Para una parte significativa de los uruguayos, aquellos que vivencian la instancia pública como parte de su existencia, las elecciones nacionales resultan cada día más relevantes. Su cercanía nos aproxima hora a hora a una decisión colectiva que es de todos, pero que los derrotados sentirán ajena y negativa. Particularmente cuando, como aquí ocurre, suman alrededor de la mitad de la población. Dolerá, aunque se trate de un resultado preacordado, aceptado como formalmente válido. Una admisión que define la democracia, pero a la vez señala sus infranqueables límites, descartando imposibles unanimidades o paraísos objetivos.
En ese contexto el 27 de octubre, sigue apareciendo como una opción determinante, de pronóstico incierto. donde cada parte promete un futuro, si no maravilloso, a lo menos pleno de venturosas coyunturas. Nadie publicita desgracias, excepto las debidas a la inepcia del contrario. Los pronósticos difieren en las mínimas ventajas que otorgan al ganador, pero son contestes en el resultado. Se impone la izquierda, por poco, pero con claridad. Sin embargo, invirtiendo esta secuela, una última medición del 17 de setiembre pronostica una ventaja para la coalición oficialista de un 5%. Un porcentaje inesperado que excede el margen de error de la medición. De un lado suenan alarmas, en el opuesto, más magulladas, las esperanzas. A lo menos, hasta la próxima encuesta.
En cuanto a la campaña, fría y desangelada, ha mostrado poca actitud de innovación en sus protagonistas. Como si su capacidad para plantear innovaciones se hubiera agotado y las mismas redundaran una y otra vez en lo mismo, amplificado al cansancio lo machaconamente repetido: desarrollo con distribución, crecimiento para todos, ayuda estatal para los retrasados, felicidad compartida, política propia como pócima mágica.
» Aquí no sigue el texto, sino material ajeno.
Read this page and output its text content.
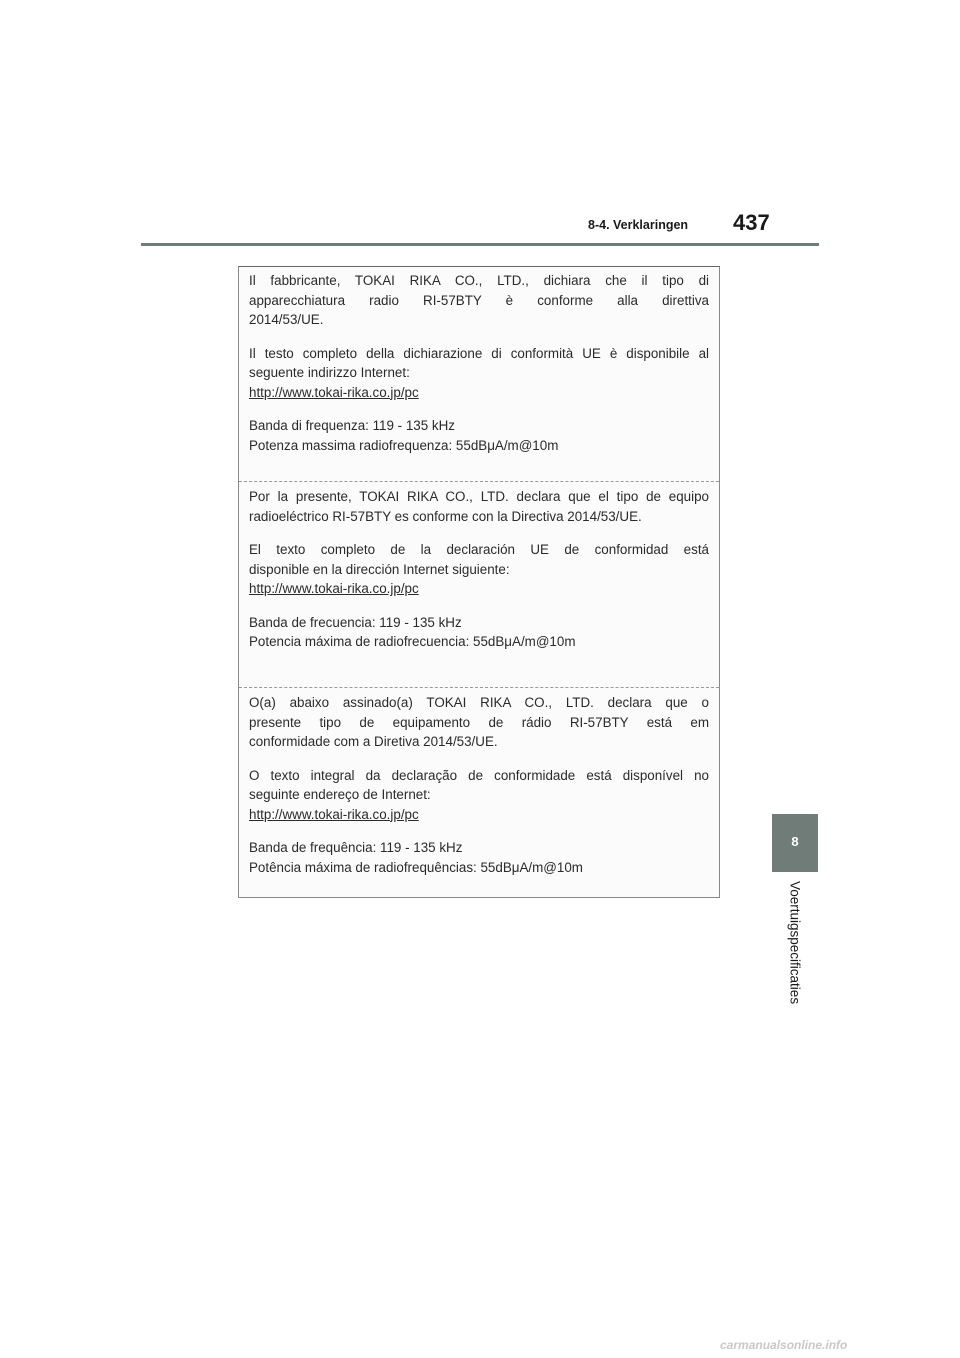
8-4. Verklaringen 437
8
Voertuigspecificaties

Il fabbricante, TOKAI RIKA CO., LTD., dichiara che il tipo di
apparecchiatura radio RI-57BTY è conforme alla direttiva
2014/53/UE.

Il testo completo della dichiarazione di conformità UE è disponibile al
seguente indirizzo Internet:
http://www.tokai-rika.co.jp/pc

Banda di frequenza: 119 - 135 kHz
Potenza massima radiofrequenza: 55dBμA/m@10m

Por la presente, TOKAI RIKA CO., LTD. declara que el tipo de equipo
radioeléctrico RI-57BTY es conforme con la Directiva 2014/53/UE.

El texto completo de la declaración UE de conformidad está
disponible en la dirección Internet siguiente:
http://www.tokai-rika.co.jp/pc

Banda de frecuencia: 119 - 135 kHz
Potencia máxima de radiofrecuencia: 55dBμA/m@10m

O(a) abaixo assinado(a) TOKAI RIKA CO., LTD. declara que o
presente tipo de equipamento de rádio RI-57BTY está em
conformidade com a Diretiva 2014/53/UE.

O texto integral da declaração de conformidade está disponível no
seguinte endereço de Internet:
http://www.tokai-rika.co.jp/pc

Banda de frequência: 119 - 135 kHz
Potência máxima de radiofrequências: 55dBμA/m@10m

carmanualsonline.info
En simultánea se percibe como si estos anuncios se hubieran concentrado, por un lado, en el candidato oficialista, el colorado Andrés Ojeda, una figura televisivamente ineludible, y en el otro, sin posibilidades de opción, en los monocordes anuncios, leídos, cuando pretenden ser sustanciosos, por el frentista Yamandú Orsi.
Es probable que esa monotonía sea consecuencia de que ambos bloques polemizan sobre lo mismo: ¿cómo revitalizar un capitalismo subdesarrollado situado en los márgenes del sistema económico mundial? Un desafío que últimamente ha conseguido una nueva formulación: pasar del crecimiento potencial o inercial al aspirado como meta. De lo esperable a lo deseado. Un aspecto crucial donde nadie ha propuesto concreciones.
Orsi, en su laboriosa exposición, ha recitado cuarenta y ocho prioridades que su coalición promete encarar, casi ninguna de ellas con su debida financiación. Lo más sorprendente es que omite señalar qué haría como Presidente si triunfara el plebiscito por la seguridad social -el postrer testimonio del ya concluido ciclo ideológico de la política- sobre el que su partido duda y que seguramente constituye el reto decisivo que el país afronta. Simultáneamente olvida referirse a la enseñanza, el otro de los desafíos nacionales impostergables. Por su lado, Ojeda propone juventud y cambios políticos sustanciales. En su bien inspirado entusiasmo omite que lo nuevo y joven puede ser peor que lo viejo y repetido.